A professor in electrical and computer engineering known for her research applications of radar in atmospheric science, Susan Avery is highly regarded among research scientists at the University of Colorado at Boulder.
But her ability to communicate the importance of science to outside funding agencies and among scientists sets her apart from many in the research community and has become one of her major strengths in the 10 years she served as director of the Cooperative Institute for Research in Environmental Sciences, or CIRES.
Since 1994 when Avery took the helm of CU-Boulder's largest research institute, funding has grown from $17 million to more than $41 million, allowing CIRES to strengthen its research programs and expand its influence well beyond campus laboratories. Last month, she was appointed the university's interim dean of the Graduate School and vice chancellor for research.
As director of CIRES, Avery has supported and increased interdisciplinary research programs that have helped link campus researchers in the natural and social sciences on several long-term projects. She also has pushed for expansion of outreach programs to K-12 students and increased fellowship funding to expand research opportunities for graduate students.
In the national arena, CIRES is helping to develop a plan for the National Integrated Drought Information System to provide new drought forecasting tools and help water managers better understand climate so they can improve drought planning. Regionally, CIRES is leading the Western Water and Climate Variability project, a cooperative venture with the Western Governors Association.
Throughout her time as steward of CIRES' 550 person research and support staff, Avery has focused on improving communication of scientific principles in a field of high interest to the public and policy-makers: atmospheric change, climate studies and climate change.

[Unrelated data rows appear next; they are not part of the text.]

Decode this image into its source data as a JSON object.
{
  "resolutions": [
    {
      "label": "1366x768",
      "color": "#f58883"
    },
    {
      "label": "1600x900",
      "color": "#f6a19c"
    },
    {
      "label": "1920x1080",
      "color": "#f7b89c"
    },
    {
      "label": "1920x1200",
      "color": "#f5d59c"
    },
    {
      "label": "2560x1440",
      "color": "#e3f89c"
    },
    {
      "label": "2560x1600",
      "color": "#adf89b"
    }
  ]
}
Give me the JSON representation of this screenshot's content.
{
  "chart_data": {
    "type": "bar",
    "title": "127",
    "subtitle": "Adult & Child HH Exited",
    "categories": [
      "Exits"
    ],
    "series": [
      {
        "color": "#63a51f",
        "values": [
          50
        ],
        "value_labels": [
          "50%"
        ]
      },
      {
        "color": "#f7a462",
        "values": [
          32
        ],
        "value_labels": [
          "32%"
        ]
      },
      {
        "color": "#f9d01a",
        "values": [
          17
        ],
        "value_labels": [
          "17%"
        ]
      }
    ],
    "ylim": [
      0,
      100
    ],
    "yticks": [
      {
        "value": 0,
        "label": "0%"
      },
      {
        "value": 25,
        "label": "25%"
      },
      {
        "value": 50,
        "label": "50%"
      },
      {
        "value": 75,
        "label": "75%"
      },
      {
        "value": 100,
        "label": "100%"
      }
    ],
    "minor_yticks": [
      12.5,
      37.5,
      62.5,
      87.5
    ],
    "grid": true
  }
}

In 2003, while on sabbatical and working in Washington, D.C., Avery focused on the problem of scientists' failure to communicate important findings that affect climate change and global warming.
"How we respond to changes in the climate and how we use natural resources are issues that pose some very serious problems for society, yet as scientists we aren't doing enough to help people interpret these issues," Avery said.
Water use is a primary example. "Decision-makers take water away from agricultural uses and give it to municipalities and industry, which has a lot of long-term implications that sometimes aren't addressed," she said. "By taking water out of agricultural use, you lose the flexibility to use it in other ways in the future and you increase your risk and vulnerability in dry years, as the West is experiencing now."
Inadequate communication between scientists and the public also can exacerbate problems such as resource allocation, she said. "As scientists, we're sometimes not answering the questions the policy-makers are trying to ask," said Avery. "We need to help frame questions about the environment so our scientific information can be better used to help make decisions.
"We also need to do less of what I refer to as 'the scientific journal approach' to issues and more to communicate better with the public," she said.
Avery has tried to do that as president of the 11,000-member American Meteorological Society, which publishes several scientific journals, sponsors 12 conferences, promotes public-private sector cooperation on climate issues and provides educational programs for academics, professionals, students and weather enthusiasts. She was president-elect last year and will serve two years as past president of AMS after this year.
While leading programs at CIRES and AMS, Avery has kept her hand in several research projects, including studies of precipitation patterns and changes in atmospheric circulations in the tropics and polar regions. Avery and Research Associates Rob Schaffer and Diego Janches of CIRES are using new radar instrumentation at a NOAA field site in Platteville, Colo., to perfect new ways of using radar to study the atmosphere.
Avery's team has applied radar to the study of meteor trails to determine the variability of winds in the upper atmosphere. By studying meteor flux, she hopes to learn more about atmospheric composition and circulation to find out "how things are moving around in the upper atmosphere -- and how circulation patterns may be different than in the past," she said.
Meteors are the source for metallic ions, for example, that act as "seeds" for noctilucent clouds, the silvery-blue polar mesospheric clouds that normally appear in the Arctic, Avery said. The clouds have begun appearing further south, and may signal changes in the upper atmosphere.
Another research focus is the study of atmospheric tides, or wave motions, in the upper atmosphere that are produced by heating both from the sun and the Earth's surface.
"These waves are a dominant feature in the upper atmosphere that are global in extent and are affected by global absorption of heat and heating from the surface," Avery said. "We need to learn how these atmospheric tides are changing and how the lower and upper atmospheres are coupled together."
Changes in the waves, apparent in the appearance of noctilucent clouds at lower latitudes, may be an effect of global warming and may indicate "that global warming is manifesting itself in the upper atmosphere before we see it in the lower atmosphere," Avery said.
"Global warming is a big experiment that we're doing on a global scale," she said. "We need to decide how much information it will take before we can begin taking action to reverse this process. We'll never understand the warming process perfectly and if we try to wait until we do, it may be too late to make a difference."